Lutam melhor os que têm belos sonhos.”

Por que fazemos encontros?


Em 1979, ocorreu em Salvador o primeiro ENEL; passaram-se dez anos e depois vinte anos; o encontro rodou o país e passou por diversas universidades e regiões brasileiras.  Organizamos encontros regionais e estaduais e hoje, passado um histórico mais de 30 anos de encontros, é preciso se perguntar: Afinal de contas... por que ainda organizamos encontros?
Para se entender quais os principais objetivos de um encontro estudantil para o MEL, é preciso antes compreender o modelo de educação superior nacional, fazendo um breve resgate histórico até a atual conjuntura.
As primeiras instituições de ensino superior (IES) do Brasil atendiam exclusivamente as demandas das elites colonialistas, ofertando formação de médicos e legisladores para garantir a sobrevivência e manutenção da estrutura econômica no país. Atendendo a necessidade das elites brasileiras, inicia-se a abertura de formação de novas profissões.
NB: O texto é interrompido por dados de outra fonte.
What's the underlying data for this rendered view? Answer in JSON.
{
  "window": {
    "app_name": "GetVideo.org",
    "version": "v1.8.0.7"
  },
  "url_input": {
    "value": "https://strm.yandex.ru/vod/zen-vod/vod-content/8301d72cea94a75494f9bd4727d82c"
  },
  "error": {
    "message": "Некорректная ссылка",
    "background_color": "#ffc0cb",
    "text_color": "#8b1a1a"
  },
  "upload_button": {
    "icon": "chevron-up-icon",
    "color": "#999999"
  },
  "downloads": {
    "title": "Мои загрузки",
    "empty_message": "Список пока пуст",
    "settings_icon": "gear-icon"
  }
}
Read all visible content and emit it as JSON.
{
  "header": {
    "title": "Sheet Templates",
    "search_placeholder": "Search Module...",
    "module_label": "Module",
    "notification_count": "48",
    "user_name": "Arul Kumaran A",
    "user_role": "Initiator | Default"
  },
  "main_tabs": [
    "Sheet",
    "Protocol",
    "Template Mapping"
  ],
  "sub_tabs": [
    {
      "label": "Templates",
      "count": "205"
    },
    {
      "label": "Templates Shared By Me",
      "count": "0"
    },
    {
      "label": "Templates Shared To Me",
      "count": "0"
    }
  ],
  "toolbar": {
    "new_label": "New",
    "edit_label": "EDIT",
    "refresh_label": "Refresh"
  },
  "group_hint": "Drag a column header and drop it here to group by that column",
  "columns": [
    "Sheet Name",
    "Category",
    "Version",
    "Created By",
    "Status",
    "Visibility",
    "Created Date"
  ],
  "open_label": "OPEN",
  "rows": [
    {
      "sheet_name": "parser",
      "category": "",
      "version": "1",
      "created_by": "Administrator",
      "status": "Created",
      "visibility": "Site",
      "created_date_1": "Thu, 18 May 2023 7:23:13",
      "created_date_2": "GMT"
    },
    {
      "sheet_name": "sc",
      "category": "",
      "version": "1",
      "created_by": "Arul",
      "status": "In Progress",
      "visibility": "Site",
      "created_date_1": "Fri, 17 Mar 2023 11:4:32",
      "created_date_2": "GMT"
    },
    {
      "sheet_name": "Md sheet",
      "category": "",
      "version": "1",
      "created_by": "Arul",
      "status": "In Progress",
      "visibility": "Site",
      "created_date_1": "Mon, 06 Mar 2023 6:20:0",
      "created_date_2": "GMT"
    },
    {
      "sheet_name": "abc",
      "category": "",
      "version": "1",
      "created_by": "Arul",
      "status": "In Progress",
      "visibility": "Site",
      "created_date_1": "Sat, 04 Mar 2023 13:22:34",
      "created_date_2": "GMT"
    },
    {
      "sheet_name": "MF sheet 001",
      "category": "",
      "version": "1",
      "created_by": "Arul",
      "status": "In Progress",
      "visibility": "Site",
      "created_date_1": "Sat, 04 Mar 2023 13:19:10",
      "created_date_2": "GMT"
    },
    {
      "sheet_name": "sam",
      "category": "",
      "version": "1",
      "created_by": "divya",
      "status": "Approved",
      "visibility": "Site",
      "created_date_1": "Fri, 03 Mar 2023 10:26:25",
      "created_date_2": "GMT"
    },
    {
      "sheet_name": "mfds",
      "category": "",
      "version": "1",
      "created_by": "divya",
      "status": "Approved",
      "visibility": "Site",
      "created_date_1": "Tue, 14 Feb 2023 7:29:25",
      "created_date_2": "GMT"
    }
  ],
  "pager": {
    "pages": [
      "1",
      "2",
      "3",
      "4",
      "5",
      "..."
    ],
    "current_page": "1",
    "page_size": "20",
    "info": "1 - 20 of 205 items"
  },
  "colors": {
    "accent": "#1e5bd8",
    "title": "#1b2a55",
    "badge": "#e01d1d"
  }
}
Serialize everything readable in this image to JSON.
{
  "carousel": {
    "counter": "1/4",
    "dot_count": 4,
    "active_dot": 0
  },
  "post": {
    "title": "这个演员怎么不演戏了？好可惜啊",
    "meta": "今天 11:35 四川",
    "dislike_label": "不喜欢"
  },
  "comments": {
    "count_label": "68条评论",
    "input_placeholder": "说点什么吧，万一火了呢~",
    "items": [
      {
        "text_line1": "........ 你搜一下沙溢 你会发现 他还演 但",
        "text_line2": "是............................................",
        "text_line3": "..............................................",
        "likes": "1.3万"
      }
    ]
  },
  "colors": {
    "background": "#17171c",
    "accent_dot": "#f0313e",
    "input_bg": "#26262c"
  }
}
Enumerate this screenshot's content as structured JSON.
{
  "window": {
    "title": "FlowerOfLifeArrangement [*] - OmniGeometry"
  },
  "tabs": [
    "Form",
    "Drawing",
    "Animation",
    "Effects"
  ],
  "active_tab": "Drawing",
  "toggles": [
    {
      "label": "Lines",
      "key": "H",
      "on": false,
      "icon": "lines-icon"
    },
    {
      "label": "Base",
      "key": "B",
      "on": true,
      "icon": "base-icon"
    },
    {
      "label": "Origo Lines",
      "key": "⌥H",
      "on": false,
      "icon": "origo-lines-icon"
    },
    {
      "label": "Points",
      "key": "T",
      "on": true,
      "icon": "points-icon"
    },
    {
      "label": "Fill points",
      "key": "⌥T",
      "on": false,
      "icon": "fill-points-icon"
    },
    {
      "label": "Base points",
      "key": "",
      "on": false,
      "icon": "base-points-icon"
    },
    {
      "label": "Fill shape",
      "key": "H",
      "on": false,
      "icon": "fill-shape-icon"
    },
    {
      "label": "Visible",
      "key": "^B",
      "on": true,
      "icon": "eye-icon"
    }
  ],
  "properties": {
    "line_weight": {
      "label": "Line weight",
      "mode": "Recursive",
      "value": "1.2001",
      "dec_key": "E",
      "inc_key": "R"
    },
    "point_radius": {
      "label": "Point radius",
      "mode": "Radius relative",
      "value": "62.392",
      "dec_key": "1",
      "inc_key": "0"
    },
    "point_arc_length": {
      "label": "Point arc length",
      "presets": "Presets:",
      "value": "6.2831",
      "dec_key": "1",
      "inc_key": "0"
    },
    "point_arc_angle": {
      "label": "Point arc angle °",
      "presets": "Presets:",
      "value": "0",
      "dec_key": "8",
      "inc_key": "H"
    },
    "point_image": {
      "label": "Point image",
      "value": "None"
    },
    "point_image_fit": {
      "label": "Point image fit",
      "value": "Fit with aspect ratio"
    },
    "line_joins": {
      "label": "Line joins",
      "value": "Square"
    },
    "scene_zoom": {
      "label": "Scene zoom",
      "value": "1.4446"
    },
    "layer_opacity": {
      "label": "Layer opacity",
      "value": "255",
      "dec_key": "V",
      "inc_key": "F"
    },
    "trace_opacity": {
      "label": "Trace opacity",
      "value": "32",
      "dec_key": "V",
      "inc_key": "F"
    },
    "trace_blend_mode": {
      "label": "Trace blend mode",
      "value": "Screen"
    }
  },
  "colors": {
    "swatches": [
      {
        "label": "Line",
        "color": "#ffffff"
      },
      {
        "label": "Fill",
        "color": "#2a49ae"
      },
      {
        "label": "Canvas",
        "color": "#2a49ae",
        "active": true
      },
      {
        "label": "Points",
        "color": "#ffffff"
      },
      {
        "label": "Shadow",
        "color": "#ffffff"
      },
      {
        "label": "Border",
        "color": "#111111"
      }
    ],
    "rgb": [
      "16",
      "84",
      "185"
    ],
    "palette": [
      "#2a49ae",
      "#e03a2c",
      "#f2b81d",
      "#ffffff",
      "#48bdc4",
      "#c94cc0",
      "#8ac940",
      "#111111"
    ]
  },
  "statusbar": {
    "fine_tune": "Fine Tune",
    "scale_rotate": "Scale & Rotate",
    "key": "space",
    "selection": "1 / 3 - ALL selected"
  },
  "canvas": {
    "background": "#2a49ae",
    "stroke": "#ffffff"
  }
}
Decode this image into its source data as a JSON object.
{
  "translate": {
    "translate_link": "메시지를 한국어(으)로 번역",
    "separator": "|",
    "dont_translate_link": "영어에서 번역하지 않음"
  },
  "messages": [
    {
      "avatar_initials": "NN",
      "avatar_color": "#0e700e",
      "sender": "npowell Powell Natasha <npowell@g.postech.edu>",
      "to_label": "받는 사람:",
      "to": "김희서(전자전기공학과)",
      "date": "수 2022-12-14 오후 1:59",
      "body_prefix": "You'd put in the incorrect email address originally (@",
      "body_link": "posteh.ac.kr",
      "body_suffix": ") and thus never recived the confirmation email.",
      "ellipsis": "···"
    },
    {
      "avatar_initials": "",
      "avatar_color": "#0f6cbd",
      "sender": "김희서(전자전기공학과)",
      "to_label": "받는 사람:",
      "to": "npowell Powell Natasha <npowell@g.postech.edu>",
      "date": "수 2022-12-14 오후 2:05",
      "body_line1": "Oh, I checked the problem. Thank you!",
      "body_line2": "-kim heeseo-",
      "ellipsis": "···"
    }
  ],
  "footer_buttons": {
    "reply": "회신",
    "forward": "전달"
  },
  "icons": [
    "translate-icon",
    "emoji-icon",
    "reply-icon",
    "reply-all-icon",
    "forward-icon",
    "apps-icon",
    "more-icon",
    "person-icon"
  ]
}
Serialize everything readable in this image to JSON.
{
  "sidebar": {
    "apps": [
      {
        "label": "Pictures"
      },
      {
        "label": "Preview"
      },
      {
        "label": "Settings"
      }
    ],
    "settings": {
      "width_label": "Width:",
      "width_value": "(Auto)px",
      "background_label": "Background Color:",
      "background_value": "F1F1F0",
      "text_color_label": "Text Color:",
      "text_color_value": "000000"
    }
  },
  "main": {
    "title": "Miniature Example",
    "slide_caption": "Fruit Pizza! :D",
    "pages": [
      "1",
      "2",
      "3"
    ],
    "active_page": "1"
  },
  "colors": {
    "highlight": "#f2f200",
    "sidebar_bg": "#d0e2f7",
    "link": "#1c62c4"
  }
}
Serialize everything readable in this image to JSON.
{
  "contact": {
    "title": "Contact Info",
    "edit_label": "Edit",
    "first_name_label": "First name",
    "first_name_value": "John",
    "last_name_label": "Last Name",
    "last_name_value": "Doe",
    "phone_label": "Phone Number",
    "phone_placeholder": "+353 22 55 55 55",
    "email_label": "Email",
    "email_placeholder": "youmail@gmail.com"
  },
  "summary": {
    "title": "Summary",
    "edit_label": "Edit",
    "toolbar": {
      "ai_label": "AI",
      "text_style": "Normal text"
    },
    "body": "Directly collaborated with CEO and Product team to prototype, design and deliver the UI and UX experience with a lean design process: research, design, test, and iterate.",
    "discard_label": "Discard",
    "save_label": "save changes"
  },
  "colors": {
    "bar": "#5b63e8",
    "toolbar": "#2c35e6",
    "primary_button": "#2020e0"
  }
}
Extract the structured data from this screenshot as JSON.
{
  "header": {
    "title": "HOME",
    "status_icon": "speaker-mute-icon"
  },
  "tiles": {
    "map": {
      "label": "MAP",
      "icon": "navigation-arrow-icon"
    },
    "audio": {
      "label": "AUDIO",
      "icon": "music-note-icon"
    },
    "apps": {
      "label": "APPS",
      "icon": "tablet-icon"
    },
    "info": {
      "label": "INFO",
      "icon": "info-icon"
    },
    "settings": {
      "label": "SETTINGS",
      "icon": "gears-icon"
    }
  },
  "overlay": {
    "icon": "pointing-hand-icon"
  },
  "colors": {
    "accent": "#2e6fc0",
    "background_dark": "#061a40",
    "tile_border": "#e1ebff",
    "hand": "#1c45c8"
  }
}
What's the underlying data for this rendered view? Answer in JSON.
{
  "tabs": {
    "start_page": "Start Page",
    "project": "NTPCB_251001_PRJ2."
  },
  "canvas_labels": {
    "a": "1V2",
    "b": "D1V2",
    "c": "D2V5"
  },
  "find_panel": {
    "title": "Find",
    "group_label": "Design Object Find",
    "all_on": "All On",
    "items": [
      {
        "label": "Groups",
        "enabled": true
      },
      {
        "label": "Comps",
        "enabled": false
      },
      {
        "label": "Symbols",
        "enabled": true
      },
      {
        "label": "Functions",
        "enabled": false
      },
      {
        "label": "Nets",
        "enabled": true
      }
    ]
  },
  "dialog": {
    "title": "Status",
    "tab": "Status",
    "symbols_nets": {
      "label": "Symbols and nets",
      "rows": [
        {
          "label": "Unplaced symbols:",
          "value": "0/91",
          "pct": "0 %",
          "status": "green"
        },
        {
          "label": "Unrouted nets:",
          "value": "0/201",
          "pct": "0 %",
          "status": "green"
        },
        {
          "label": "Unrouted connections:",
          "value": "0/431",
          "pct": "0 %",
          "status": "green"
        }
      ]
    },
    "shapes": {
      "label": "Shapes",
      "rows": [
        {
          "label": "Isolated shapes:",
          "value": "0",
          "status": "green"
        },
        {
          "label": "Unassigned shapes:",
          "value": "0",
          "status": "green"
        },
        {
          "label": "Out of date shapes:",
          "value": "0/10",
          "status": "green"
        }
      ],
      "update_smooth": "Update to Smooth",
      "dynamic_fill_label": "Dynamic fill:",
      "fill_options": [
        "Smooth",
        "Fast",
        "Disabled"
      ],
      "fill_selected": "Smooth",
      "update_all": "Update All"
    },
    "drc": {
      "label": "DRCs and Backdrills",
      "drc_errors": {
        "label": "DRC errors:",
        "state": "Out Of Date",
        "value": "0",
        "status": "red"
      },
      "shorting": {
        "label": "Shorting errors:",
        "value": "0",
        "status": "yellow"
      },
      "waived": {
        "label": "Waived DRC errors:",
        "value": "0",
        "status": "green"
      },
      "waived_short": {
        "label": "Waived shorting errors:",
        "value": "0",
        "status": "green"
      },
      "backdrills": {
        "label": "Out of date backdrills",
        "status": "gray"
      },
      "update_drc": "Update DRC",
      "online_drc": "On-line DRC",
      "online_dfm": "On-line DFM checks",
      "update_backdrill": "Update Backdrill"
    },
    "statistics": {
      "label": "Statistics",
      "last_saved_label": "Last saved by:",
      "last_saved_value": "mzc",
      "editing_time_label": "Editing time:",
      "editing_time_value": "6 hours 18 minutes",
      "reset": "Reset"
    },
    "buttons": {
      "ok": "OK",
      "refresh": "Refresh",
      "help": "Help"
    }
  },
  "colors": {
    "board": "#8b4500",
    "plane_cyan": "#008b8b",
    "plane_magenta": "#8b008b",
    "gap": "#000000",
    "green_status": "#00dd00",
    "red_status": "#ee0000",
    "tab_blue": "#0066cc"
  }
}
O ensino público básico, por ser restrito para filhos das elites brasileiras, tinha até então qualidade, mas, com o processo de modernização conservadora e com a necessidade de atender as novas exigências do mercado, torna-se preciso democratizar o ensino público e, ao mesmo tempo, reduzir sua qualidade. Desse modo, os filhos dos trabalhadores começavam a receber educação pública básica sem qualidade, enquanto os filhos da elite brasileira recebiam educação pública superior de qualidade, mantendo assim uma estrutura social desigual.
Não muito diferente desse breve relato histórico da educação no Brasil, observamos como o mesmo método é mantido, com imposição de um disfarçado sistema neoliberal na educação. Nesse processo de Reforma Universitária, surge o REUNI, PROUNI, UNIVERSIDADE NOVA, ENADE/SINAES e a universidade deixa, definitivamente, de ser o espaço para produção e disseminação do conhecimento para se tornar o espaço da produção de mercado de trabalho e reserva de mercado.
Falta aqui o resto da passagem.